Narra a inicial que os autores adquiriram direitos sobre um imóvel por meio de instrumento particular de promessa de compra e venda firmado em 01/11/1983, inclusive celebrando contrato de financiamento no âmbito do Sistema Financeiro da Habitação - SFH.
Após serem imitidos na posse do imóvel, os requerentes passaram a constatar diversos defeitos de construção, como trincas em paredes, apodrecimento de venezianas e do madeiramento do telhado e umidade nas paredes.
Entendem ter direito à cobertura securitária contratada, além de multa contratual pelo seu não pagamento no prazo estipulado em contrato e de indenização pelos custos com a mudança e locação de outro imóvel enquanto perdurarem as necessárias reformas.
Realizada perícia no imóvel (fls. 352/390).
Uma primeira sentença foi proferida pelo Juízo Estadual, julgando julgou parcialmente procedente a ação para condenar a ré ao pagamento de R$ 8.600,00, a título de indenização decorrente do contrato de seguro habitacional, com incidência de multa contratual de 100% sobre esse valor (fls. 517/524).
Embargos de declaração opostos pela ré foram rejeitados (fls. 527/536 e 537).
A E. Primeira Câmara de Direito Privado do Tribunal de Justiça do Estado de São Paulo, por maioria de votos, deu provimento à apelação da Companhia Excelsior para julgar improcedente o pedido dos autores (fls. 648/655).
Posteriormente, aquela Corte reconheceu a incompetência absoluta da Justiça Estadual e determinou a remessa dos autos à Justiça Federal, anulando-se a sentença e julgando prejudicados os embargos infringentes da parte autora (fls. 657/684 e 759/767).
Embargos de declaração opostos pelos autores foram rejeitados (fls. 784/788).
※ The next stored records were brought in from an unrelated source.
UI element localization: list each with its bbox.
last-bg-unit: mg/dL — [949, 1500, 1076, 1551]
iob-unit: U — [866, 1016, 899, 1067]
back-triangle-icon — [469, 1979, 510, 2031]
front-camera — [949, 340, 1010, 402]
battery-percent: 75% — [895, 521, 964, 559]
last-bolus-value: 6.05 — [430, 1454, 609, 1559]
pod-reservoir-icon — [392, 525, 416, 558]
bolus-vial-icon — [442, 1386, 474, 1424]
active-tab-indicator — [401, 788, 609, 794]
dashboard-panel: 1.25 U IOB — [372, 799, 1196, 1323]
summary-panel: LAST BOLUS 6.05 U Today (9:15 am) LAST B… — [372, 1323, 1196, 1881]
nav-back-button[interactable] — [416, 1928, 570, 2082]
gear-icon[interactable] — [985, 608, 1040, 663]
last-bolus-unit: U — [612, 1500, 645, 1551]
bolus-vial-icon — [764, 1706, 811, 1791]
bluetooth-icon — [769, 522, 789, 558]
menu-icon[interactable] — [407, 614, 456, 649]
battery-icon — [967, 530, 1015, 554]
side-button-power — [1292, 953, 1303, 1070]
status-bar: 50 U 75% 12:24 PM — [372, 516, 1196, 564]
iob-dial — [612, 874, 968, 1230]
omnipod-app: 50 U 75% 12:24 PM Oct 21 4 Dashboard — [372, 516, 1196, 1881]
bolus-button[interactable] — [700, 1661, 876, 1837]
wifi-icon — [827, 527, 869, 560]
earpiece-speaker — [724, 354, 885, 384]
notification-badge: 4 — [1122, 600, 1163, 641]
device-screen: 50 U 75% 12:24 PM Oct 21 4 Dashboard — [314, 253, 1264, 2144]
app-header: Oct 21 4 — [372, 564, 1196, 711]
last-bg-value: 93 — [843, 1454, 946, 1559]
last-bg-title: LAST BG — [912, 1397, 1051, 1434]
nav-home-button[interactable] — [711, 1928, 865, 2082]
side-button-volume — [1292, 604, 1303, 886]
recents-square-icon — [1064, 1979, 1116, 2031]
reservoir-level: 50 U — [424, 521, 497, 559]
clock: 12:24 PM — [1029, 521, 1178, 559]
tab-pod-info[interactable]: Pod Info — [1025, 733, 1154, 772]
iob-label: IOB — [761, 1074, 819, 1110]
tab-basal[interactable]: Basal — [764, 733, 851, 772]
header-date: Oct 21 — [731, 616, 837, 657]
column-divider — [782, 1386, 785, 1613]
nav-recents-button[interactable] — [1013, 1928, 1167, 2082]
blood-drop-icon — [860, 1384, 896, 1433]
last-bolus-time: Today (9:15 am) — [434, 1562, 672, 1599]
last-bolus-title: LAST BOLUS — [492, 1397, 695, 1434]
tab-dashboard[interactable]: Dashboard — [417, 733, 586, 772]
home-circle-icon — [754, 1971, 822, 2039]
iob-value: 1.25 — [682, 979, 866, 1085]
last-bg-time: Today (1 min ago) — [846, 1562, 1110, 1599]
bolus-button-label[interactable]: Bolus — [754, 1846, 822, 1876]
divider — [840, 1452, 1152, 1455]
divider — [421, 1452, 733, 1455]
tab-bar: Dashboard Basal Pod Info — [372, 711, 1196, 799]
O Juízo da Primeira Vara Federal de Santos indeferiu o ingresso da CEF na lide, reconhecendo a incompetência absoluta da Justiça Federal e determinando o retorno dos autos à Justiça Estadual (fls. 841/843).
Embargos de declaração opostos pela CEF foram acolhidos para reconhecer seu interesse e mantê-la no polo passivo do feito, juntamente com a Companhia Excelsior de Seguros. Ratificados os atos processuais praticados no Juízo Estadual, exceto os decisórios (fls. 845/847 e 957/959).
A União foi incluída no polo passivo do feito, na qualidade de assistente simples (fl. 966).
Contestação pela CEF (fls. 973/981).
A sentença foi publicada em 12/06/2014 e reconheceu a prescrição da pretensão da parte autora, julgando extinto o processo com resolução de mérito e condenando os autores em honorários advocatícios fixados em 10% sobre o valor atribuído à causa, observados os benefícios da gratuidade de justiça (fls. 1011/1015).
Embargos de declaração opostos pelos autores foram rejeitados (fls. 1016/1019 e 1020/1023).
Os autores apelam sustentando, preliminarmente, a incompetência absoluta da Justiça Federal. Como preliminar do mérito, a inocorrência da prescrição e, no mérito propriamente dito, defendem a procedência de seu pleito inicial (fls. 1026/1041).
Contrarrazões pelos réus e pela União (fls. 1107/1107-verso, 1108/1116 e 1119/1123).
É o relatório.
VOTO
Da competência da Justiça Federal
A questão debatida diz com o ingresso da Caixa Econômica Federal, como representante dos interesses do FCVS, em processo em que se discute cobertura securitária em razão de vícios na construção de imóveis.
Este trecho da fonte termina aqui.